I had just put my computer down after a couple hours, yes hours, of reading blogs that I follow and other miscellaneous meanderings on the internet. I made another cup of tea, gathered the laundry, sorted it and started a load, and finally sat down to dig into the bible. It was 7:15 am. I like to start my day with prayer and bible study homework because I always seem to accomplish so much more, or at least the day goes more smoothly. I opened my “Little Black Book” which contains daily 6 minute meditations on the gospel readings for Lent. Today’s emphasized Peter’s denial of Jesus three times after Jesus was arrested.
Jesus predicted that this would happen and Peter adamantly denied that he could ever do that to Jesus. After all, he was one of the apostles, one of the twelve, his best friends, how could Jesus think that his friend would deny knowing him? Yet, Peter did deny Jesus, and Jesus called him on it with a look. Peter immediately realized what he had done and ran off to cry in his remorse.

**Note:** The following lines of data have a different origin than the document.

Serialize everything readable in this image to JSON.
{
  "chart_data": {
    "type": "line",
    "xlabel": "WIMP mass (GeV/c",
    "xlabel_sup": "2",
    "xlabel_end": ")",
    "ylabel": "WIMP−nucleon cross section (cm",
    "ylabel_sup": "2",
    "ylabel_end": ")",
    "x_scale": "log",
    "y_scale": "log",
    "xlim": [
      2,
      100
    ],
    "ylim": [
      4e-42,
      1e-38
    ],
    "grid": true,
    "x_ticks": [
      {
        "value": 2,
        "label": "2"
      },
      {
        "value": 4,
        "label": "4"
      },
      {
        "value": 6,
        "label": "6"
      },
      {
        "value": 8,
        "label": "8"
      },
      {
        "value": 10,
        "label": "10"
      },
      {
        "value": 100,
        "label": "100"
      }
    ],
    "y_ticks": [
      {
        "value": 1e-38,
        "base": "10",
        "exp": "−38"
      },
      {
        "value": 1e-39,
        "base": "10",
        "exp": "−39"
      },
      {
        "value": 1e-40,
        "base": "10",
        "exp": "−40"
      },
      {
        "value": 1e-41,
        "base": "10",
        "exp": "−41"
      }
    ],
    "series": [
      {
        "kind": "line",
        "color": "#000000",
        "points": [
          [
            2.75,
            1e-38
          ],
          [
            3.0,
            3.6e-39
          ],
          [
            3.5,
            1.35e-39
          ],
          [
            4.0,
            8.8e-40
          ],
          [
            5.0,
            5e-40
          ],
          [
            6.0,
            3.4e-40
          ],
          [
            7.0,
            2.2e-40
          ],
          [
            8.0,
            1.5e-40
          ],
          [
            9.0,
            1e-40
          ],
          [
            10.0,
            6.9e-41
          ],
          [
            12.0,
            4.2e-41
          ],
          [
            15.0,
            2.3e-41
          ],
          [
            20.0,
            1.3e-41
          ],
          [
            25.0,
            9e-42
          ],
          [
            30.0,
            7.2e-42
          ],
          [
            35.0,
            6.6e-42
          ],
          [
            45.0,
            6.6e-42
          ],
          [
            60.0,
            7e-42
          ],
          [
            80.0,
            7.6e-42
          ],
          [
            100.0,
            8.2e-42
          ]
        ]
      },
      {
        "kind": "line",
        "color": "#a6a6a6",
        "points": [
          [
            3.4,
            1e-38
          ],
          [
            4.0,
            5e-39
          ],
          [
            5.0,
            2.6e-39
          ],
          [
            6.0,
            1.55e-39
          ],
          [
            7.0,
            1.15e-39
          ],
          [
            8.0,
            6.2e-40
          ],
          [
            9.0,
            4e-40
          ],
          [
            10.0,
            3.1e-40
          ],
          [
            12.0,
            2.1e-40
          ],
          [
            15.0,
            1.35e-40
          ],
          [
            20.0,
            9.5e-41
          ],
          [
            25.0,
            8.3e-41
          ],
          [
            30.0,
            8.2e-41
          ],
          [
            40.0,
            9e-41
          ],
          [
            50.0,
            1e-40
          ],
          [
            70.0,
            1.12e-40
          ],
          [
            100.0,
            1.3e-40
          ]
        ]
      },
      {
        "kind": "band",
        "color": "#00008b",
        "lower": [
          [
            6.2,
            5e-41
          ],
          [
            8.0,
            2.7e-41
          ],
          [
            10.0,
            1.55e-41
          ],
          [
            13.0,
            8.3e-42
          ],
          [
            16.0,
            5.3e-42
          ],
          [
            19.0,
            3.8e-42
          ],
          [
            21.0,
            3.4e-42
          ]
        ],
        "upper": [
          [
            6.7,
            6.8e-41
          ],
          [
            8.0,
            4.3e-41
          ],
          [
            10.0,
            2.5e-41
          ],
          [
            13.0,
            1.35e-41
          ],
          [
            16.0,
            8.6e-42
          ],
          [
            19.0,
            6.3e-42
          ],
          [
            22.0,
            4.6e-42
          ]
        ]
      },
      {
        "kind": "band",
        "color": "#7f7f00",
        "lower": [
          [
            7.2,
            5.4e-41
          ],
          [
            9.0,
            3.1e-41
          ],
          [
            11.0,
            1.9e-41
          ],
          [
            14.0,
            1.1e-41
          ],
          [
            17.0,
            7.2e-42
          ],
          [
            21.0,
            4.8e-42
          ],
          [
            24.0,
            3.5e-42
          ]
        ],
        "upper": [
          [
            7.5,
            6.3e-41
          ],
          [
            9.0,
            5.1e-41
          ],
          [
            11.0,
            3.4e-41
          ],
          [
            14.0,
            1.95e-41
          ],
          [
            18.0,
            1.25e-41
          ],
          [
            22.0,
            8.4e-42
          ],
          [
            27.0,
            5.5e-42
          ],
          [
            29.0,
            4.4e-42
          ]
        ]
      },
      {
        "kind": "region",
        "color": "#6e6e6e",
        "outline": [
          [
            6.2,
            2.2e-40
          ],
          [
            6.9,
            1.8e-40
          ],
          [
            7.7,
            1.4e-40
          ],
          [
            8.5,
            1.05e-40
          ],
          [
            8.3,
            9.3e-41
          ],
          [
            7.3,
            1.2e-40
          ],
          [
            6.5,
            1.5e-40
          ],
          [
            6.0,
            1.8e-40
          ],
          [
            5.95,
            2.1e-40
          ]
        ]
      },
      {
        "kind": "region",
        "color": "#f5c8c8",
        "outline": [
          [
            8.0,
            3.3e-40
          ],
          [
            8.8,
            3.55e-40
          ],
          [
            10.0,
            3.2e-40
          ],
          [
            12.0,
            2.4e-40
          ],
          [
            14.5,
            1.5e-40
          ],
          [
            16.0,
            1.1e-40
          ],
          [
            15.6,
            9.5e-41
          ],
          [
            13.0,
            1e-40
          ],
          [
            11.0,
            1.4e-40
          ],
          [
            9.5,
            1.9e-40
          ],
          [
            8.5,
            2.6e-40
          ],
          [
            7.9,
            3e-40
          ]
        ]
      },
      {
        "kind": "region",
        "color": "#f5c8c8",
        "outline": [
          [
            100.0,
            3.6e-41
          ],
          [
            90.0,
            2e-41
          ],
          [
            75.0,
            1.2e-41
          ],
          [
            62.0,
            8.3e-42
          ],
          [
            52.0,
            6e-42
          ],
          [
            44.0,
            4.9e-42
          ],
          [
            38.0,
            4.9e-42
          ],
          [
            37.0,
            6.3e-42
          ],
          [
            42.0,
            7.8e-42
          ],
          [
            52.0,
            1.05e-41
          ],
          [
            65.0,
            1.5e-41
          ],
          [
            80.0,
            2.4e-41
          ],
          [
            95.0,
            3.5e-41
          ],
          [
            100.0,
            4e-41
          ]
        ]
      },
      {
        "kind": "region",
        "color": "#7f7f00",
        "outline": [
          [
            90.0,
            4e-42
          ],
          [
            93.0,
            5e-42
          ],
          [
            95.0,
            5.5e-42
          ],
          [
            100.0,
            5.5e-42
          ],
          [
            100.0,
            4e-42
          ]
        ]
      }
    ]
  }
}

Don’t we all do that sometimes? I know I do. It struck me as I was reading it, almost took my breath away, that I do it every day. Even though I believe in Jesus and love him with my whole heart, I still push him away and I never realized it until now. Think about all those times when you just want to say, “Amen!” but you don’t….because it’s awkward. What about in conversation with others when something pops into your head about Jesus, like suggesting that someone ask him for help or inviting someone to church, but you don’t say it…..because it’s awkward. Have you ever wanted to just drop to your knees in thanks and prayer because of something wonderful that has happened, but you don’t……..because it’s awkward? That is pushing Jesus away, putting distance between you and Him, denying Him. We all do it in some small way at some time.
When I realized what I do, I felt compelled to come right back to my computer and write about it. It was 7:30 am. I wasn’t sure if I wanted to because I have never been comfortable talking about my relationship with God, but then I realized that that is exactly why I should. I have mentioned my discomfort in these matters before, in other posts, about how awkward it is for me to express my love for God. There have been times when I have omitted thoughts and ideas from my post because they seemed too religious, or preachy perhaps…..because I felt awkward. Peter ran off crying in his remorsefulness. He realized how much he had hurt his best friend and was sorry. Jesus forgave him instantly and renewed their bond, brought him close again. Jesus later appointed Peter to lead the church and bring all of His followers together. Peter became the first pope.
Do you feel remorse, sorrow, sadness for pushing Jesus away? I do. My heart is literally, physically aching right now. But Jesus forgives us too. Try every day to talk out loud to Jesus, or about Jesus, with another person. The more you do, the less awkward it will feel.